Consumer expectations.

Technology innovations over the last decade have increased the consumer expectations of businesses and how they interact with them. Consumers now expect brands and businesses to understand their preferences and only provide relevant communications to them with information, products, services and solutions.

It is also important to know and acknowledge what stage of the buying journey they have reached; awareness (interest), consideration (search, research), decision (conversion), or post-purchase, to ensure your communication is of relevance to them. For example consumers in the awareness stage are best targeted with additional information about your brand, product or service, whereas those who are already considering your product or service could be targeted with a discount code or personalised promotion to help nudge them into trial or purchase.

Increase conversion and improve retention.

Personalising your customer experience through content can be a fine art, after all you don’t want to make them feel spied on and over-intrude even if technology and information allows. There is also data privacy to consider and ensuring compliance with GDPR. However the common sense basics of localisation and relevance is a good place to start. Sending a well timed direct mail to residents on a street where a property has just been sold, is a technique estate agents have been using for years with their ‘Sold on your street’ mailings. Other sectors are now adopting this approach with ‘Switched on your street’ for Energy Companies, or ‘Leased on your street’ for Vehicle leasing.

Providing customers with a positive experience of your brand through relevant, personal communications means they are much more likely to purchase, boosting your conversion rates by investing your marketing budget in the best way.

Personalisation also differentiates you in the customer’s eyes from your competitors.

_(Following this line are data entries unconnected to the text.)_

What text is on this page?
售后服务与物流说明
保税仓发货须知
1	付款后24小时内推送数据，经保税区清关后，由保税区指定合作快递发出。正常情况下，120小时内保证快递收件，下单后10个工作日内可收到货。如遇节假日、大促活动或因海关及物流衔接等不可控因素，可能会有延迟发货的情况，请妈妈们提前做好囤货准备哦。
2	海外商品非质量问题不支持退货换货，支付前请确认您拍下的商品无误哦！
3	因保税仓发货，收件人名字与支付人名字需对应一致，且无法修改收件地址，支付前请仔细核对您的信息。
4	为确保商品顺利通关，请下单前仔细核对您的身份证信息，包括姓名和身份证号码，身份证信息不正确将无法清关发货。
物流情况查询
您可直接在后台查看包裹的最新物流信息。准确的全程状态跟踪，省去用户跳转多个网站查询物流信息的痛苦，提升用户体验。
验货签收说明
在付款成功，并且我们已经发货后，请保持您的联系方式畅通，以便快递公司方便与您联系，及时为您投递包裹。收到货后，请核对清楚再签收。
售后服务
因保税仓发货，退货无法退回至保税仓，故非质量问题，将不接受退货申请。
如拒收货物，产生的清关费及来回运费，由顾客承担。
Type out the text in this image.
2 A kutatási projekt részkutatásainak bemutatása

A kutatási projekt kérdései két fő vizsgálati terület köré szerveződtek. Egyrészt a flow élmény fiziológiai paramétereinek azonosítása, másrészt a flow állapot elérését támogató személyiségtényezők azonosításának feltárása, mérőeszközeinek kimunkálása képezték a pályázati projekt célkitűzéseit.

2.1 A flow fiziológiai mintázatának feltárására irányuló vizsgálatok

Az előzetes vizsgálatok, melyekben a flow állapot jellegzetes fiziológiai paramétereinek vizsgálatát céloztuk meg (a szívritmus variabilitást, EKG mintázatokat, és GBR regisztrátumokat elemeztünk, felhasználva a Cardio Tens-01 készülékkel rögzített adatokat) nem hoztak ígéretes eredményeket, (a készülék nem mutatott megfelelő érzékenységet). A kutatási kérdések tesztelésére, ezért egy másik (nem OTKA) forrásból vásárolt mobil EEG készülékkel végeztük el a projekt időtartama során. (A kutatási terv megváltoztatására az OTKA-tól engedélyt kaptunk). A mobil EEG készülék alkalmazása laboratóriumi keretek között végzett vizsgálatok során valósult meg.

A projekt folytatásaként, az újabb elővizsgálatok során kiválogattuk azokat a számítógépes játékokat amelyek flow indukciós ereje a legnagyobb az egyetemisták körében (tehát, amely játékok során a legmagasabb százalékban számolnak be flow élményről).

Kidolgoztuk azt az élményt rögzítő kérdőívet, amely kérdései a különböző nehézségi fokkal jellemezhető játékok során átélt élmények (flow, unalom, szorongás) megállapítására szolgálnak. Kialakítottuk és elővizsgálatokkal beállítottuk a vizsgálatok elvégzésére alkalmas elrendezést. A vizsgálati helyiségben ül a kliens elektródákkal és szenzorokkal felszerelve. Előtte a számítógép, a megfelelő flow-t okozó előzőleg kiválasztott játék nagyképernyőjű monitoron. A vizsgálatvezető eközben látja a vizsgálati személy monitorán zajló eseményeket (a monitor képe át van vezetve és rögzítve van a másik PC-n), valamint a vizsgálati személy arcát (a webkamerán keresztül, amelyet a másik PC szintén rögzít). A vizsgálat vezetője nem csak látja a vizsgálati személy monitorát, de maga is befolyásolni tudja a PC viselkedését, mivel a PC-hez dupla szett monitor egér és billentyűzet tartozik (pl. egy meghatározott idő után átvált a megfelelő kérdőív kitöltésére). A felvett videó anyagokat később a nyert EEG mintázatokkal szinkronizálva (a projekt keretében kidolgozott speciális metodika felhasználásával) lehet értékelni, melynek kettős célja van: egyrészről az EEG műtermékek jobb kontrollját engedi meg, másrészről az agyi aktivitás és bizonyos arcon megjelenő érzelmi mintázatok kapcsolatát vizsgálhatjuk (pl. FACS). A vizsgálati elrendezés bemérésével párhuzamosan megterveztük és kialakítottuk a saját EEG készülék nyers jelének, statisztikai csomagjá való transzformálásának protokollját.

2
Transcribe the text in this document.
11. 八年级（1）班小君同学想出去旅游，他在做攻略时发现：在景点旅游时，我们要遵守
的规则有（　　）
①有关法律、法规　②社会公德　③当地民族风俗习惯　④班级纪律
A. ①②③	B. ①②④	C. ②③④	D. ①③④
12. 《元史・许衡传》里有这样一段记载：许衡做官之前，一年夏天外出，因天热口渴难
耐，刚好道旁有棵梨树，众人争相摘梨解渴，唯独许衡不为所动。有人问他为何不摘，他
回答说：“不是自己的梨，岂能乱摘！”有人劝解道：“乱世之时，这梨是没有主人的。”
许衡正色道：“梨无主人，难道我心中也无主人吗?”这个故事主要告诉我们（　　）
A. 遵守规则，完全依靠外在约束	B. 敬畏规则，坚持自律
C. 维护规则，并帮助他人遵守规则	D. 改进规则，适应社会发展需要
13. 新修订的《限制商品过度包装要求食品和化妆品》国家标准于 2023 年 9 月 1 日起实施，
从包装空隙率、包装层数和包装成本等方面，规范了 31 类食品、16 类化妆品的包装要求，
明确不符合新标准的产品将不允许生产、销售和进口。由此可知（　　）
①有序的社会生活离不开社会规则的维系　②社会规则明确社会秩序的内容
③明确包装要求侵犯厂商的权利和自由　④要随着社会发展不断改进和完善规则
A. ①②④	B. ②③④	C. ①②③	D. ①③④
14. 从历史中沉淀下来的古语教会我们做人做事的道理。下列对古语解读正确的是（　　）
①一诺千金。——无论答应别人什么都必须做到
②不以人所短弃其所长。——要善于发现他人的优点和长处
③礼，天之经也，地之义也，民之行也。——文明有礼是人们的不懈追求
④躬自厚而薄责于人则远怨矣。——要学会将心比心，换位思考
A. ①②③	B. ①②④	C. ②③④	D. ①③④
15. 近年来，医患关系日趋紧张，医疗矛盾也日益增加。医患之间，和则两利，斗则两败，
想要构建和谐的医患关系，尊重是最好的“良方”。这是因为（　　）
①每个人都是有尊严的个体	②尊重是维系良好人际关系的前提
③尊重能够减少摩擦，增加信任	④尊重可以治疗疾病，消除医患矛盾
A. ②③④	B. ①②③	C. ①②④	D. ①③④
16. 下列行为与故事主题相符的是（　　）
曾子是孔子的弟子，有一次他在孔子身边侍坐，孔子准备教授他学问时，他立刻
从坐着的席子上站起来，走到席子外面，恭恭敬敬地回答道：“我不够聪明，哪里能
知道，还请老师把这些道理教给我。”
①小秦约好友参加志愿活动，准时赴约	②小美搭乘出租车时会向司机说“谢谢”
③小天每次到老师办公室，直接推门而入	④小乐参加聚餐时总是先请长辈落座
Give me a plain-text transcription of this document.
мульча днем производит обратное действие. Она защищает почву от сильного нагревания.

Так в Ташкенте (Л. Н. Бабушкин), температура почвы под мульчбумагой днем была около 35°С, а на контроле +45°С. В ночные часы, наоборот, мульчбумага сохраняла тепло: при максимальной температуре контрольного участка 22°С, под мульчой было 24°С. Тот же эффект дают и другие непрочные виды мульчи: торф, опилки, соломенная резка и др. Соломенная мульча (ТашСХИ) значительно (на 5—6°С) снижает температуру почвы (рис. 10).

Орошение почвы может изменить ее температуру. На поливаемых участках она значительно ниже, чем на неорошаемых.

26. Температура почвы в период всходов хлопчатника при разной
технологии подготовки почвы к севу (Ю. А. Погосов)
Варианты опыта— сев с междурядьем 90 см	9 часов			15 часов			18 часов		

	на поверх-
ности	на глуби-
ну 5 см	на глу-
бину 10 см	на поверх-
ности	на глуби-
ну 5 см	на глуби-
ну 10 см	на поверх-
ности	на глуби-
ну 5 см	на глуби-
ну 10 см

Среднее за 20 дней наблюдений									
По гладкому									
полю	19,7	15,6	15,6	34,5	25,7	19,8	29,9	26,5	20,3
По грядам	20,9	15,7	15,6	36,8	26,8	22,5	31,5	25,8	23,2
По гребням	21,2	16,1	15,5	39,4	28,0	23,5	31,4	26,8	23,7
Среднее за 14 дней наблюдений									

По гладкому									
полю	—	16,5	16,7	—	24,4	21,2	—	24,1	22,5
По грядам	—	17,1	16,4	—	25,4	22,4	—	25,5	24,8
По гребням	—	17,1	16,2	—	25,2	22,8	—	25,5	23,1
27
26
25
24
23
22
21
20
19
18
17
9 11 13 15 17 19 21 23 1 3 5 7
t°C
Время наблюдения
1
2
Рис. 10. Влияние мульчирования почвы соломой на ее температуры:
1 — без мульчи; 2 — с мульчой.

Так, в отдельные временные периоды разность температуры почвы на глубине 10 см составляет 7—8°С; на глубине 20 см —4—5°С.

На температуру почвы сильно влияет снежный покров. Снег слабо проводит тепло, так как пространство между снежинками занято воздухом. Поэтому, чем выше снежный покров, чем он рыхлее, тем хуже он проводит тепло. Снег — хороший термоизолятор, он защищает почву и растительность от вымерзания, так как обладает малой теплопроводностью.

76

Improving your customers experience of your brand with relevant information, not only boosts the likelihood of conversion, but customers are also more likely to remain loyal to the brand, returning to purchase again.

Personalisation and Localisation effectiveness.

Making your direct marketing communications personalised and localised might sound like common sense and not something new, but the results speak for themselves. Take Coca Cola’s Share a Coke campaign – this was clever use of personalisation in marketing, by putting names on the bottles it allowed them to talk directly to every single one of their customers.

In an over-crowded marketplace, all consumers really need and let’s face it now expect is the personal touch!


*Royal Mail MarketReach, Neuro-Insight, 2018.

**Canada Post, A bias for action, the neuroscience behind the response-driving power of direct mail, 2015

**IPA touchpoints, 2018

***JICMAIL, A month in the life of mail.

^ Infosys, Rethinking retail study.

^^ Segment, The 2017 state if Personalisation Report.